YouTube has made a lot of people very rich and famous in a short amount of time, and with none of the protective foundations in place that come with more traditional routes of celebrity. We have a generation of teens (and a few even younger examples) with more money than sense made on a platform that has thrown them in front of a tidal wave with no warning or preparation. This is not to excuse the behavior of the likes of Paul, Charles, or Dobrik, but the obvious power dynamics at play are rooted in YouTube’s hands-off attitude towards those it elevates to near-deified status. For the likes of the Vlog Squad, Dobrik’s ensemble of collaborators and friends, we see how Dobrik frequently wielded his position of authority and wealth over those who wanted a sliver of his audience. If your 20-year-old friend-boss-collaborator — the lines are always blurred on YouTube — wants you to humiliate yourself for the channel with the promise that it’ll benefit your career, do you feel empowered to say no? Especially when YouTube’s algorithm is primed to f**k you over in a heartbeat?
David Dobrik is 24. The power he had before he was even old enough to drink in America — that ability for one guy to coerce, mistreat, and actively bully others as part of his business plan — is truly insidious. And YouTube helped to make that happen.

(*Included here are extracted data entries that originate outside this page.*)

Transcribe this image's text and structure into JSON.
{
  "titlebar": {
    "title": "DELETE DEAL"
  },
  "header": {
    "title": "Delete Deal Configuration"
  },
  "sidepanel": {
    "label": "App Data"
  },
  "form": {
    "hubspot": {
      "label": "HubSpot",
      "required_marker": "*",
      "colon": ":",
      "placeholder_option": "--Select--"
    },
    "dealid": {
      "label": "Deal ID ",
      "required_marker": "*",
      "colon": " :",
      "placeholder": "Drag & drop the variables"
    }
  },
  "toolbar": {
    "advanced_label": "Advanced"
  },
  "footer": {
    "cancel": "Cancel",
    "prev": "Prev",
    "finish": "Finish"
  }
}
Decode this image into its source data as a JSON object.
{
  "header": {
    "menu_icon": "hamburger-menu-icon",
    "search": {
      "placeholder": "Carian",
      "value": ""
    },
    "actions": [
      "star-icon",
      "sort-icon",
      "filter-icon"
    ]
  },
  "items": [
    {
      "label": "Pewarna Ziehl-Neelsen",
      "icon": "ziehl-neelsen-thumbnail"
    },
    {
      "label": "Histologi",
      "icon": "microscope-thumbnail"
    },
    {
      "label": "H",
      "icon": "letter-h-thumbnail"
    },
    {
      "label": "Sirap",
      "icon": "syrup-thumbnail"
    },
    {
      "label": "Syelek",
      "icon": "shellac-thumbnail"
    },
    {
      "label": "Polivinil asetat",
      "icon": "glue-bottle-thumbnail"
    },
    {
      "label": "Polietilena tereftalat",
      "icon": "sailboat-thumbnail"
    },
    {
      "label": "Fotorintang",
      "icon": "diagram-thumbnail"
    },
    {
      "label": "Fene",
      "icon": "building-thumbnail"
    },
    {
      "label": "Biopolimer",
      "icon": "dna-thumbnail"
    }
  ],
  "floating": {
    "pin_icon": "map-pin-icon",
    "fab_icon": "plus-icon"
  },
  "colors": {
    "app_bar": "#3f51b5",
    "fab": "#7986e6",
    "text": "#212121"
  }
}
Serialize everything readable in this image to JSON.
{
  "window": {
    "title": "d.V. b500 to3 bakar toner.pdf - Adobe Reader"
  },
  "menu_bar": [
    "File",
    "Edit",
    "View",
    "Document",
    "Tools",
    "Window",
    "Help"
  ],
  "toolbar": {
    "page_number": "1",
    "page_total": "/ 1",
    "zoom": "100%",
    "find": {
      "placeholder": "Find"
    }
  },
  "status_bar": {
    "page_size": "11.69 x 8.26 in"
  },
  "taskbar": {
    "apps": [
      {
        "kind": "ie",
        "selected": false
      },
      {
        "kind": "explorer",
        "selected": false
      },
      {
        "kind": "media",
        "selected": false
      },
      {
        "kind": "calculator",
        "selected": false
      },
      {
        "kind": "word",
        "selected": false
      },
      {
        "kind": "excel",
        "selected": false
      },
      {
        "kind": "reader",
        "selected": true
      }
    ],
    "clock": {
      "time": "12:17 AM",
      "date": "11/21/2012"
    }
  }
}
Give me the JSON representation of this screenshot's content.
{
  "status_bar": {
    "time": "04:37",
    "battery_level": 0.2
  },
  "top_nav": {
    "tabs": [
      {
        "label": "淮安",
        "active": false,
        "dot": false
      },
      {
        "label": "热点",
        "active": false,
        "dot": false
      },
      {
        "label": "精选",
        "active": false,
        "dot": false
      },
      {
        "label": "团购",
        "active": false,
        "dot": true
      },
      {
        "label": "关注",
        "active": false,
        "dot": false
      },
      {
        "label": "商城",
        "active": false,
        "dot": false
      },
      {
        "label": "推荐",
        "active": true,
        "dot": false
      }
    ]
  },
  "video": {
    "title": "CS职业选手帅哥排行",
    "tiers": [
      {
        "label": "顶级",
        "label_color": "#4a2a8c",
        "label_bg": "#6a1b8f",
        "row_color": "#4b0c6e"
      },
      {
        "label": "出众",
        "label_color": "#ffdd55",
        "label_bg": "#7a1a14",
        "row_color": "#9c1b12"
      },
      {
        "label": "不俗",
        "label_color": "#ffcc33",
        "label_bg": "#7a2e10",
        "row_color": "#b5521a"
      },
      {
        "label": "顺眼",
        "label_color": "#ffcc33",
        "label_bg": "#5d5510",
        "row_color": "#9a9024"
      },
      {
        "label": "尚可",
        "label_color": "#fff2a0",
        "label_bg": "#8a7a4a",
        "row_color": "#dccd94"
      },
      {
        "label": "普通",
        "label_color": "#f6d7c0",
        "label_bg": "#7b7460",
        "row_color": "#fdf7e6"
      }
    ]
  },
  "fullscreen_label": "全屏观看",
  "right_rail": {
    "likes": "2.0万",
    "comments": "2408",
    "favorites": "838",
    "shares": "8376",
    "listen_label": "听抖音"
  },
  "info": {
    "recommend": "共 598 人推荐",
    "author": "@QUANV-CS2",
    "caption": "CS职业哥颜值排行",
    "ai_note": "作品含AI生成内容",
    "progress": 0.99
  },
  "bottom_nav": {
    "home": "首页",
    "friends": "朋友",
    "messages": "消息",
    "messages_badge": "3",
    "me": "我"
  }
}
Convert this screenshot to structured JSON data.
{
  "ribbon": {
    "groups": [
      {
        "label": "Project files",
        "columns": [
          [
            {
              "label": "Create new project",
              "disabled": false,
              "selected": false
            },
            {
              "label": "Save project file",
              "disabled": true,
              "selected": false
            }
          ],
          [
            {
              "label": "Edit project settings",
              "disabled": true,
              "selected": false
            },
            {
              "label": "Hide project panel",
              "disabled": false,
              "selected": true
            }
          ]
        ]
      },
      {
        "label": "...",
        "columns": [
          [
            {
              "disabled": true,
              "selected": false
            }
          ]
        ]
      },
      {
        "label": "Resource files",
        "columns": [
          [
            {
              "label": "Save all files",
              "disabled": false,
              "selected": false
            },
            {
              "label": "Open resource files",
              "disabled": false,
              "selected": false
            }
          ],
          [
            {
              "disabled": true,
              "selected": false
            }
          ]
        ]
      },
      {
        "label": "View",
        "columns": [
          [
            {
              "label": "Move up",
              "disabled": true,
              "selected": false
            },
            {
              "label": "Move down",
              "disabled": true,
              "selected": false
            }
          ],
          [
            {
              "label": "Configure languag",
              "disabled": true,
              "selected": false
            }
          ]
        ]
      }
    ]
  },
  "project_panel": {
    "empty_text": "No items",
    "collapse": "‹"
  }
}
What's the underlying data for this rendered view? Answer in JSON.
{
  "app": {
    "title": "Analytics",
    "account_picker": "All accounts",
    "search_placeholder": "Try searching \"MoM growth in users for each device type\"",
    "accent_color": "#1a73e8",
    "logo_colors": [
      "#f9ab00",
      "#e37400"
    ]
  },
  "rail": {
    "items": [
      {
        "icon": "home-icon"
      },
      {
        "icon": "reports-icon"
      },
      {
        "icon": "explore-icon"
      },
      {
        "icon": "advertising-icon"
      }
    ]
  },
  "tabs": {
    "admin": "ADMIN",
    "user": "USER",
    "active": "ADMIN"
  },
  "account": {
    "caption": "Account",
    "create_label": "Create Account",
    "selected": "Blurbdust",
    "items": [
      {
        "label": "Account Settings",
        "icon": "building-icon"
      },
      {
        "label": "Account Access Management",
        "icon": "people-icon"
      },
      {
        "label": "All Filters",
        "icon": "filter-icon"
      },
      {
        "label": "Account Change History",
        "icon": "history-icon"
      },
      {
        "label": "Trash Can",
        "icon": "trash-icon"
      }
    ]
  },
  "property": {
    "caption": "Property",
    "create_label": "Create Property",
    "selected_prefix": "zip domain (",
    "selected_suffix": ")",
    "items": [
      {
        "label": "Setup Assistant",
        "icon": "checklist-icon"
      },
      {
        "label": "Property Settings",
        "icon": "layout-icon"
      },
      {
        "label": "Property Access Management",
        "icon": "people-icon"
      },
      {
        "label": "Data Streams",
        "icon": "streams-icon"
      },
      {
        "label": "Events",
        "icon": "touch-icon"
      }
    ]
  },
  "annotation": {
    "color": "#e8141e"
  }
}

They elevated Dobrik to the level of popularity where the Wall Street Journal was comparing him to Jimmy Fallon. They made it profitable for him to endlessly ‘prank’ people in increasingly nasty ways. That they saw no issue with this speaks volumes. As far as YouTube is concerned, the mess it made is someone else’s problem, whether it’s abusive vloggers, conspiracy theorists, or flat-out racism.
Dobrik’s channel was eventually demonetized by YouTube, but actions like this feel too little too late given how much wealth he’s accumulated over the years. Jake Paul is still pulling in big bucks from his channel. Charles was recently demonetized, but his follower count remains pretty unscathed. And that doesn’t even include all the right-wing creeps pulling in big bucks from YouTube. Like with any good teary apology video, the notion of true accountability seems unreachable.